Consider a system interacting with an environment. The internal course of the process will depend in part on the environment that is being interacted with. That internal course, therefore, and/or its outcome, will differentiate those kinds of environments that yield that course or outcome from those that don’t. If such an interaction has no outputs—it is passive input processing—then it will still differentiate, just not as potentially powerfully as a full interactive process.

But such differentiations, especially when they involve sensory systems, are standardly assumed to yield representations—perhaps sensations—of what has been differentiated (e.g., ‘transduced’ sensory encodings). But differentiation does not constitute representation—a differentiation does not represent what it has differentiated—and there is no possibility that such a differentiation per se can be true or false. So such differentiations cannot be representational.

Nevertheless, such differentiations are necessary for the organism: they constitute its contact with the world. Such correspondences or correlations provide the organism with the ability to engage in interactions with the world that have a chance of success; they serve as a functional basis for setting up anticipations of what the organism could do in environments of this differentiated type. It does not succeed to attempt to open the refrigerator if you’re in the forest.
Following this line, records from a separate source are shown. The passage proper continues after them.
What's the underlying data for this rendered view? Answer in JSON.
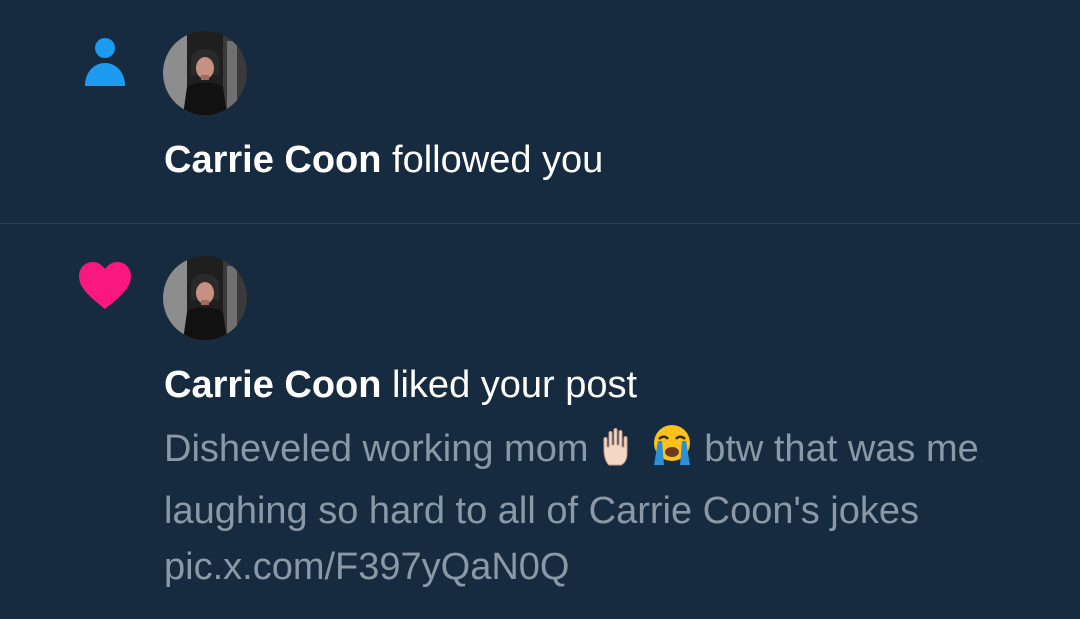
{
  "notifications": [
    {
      "type_icon": "person-icon",
      "name": "Carrie Coon",
      "action": "followed you"
    },
    {
      "type_icon": "heart-icon",
      "name": "Carrie Coon",
      "action": "liked your post",
      "post": {
        "text_part1": "Disheveled working mom",
        "emoji_1": "raised-hand-icon",
        "emoji_2": "crying-face-icon",
        "text_part2": "btw that was me laughing so hard to all of Carrie Coon's jokes pic.x.com/F397yQaN0Q"
      }
    }
  ],
  "colors": {
    "background": "#172b40",
    "follow_icon": "#1d9bf0",
    "like_icon": "#f91880",
    "secondary_text": "#8b98a5"
  }
}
On the other hand, the anticipations of what could be done next in a differentiated type of environment can be true or false. They have truth value. The environment might actually support the indication interaction if it were to be engaged in, or it might not. Such anticipations might or might not be true of the actual environment; such anticipations, thus, yield content.Footnote 12 Such future oriented anticipations, thus, emergently manifest the crucial normative properties of representation. Functional interactive process anticipations constitute representation.

2.3 The Importance of Timing

There are multiple differences between this interactivist-pragmatist model of representation and standard models. Most important, representation can emerge, according to this model, in constructions of indications of interaction potentialities, and such constructions are functional in nature, not representational themselves. The construction of new representation, therefore, can be out of non-representational functional organization: the representation is emergent.Footnote 13

This interactive model is, like pragmatist models in general, future oriented, not past oriented—not looking backwards down the input stream attempting to “see” where that stream originated.Footnote 14 It is this future orientation that makes organism detectable error possible: the indications about future possibilities can be checked by finding out if they are in fact future possibilities (Bickhard 2004, 2009a, b).

Another difference from standard models is that the interactivist model is inherently modal. The indications are of interaction possibilities. We find that children do not add modal considerations on top of prior non-modal representation, but, instead, they begin with poorly differentiated modal understandings and develop progressively more sophisticated differentiations within the modal realm (Piaget 1987; Bickhard 1988b).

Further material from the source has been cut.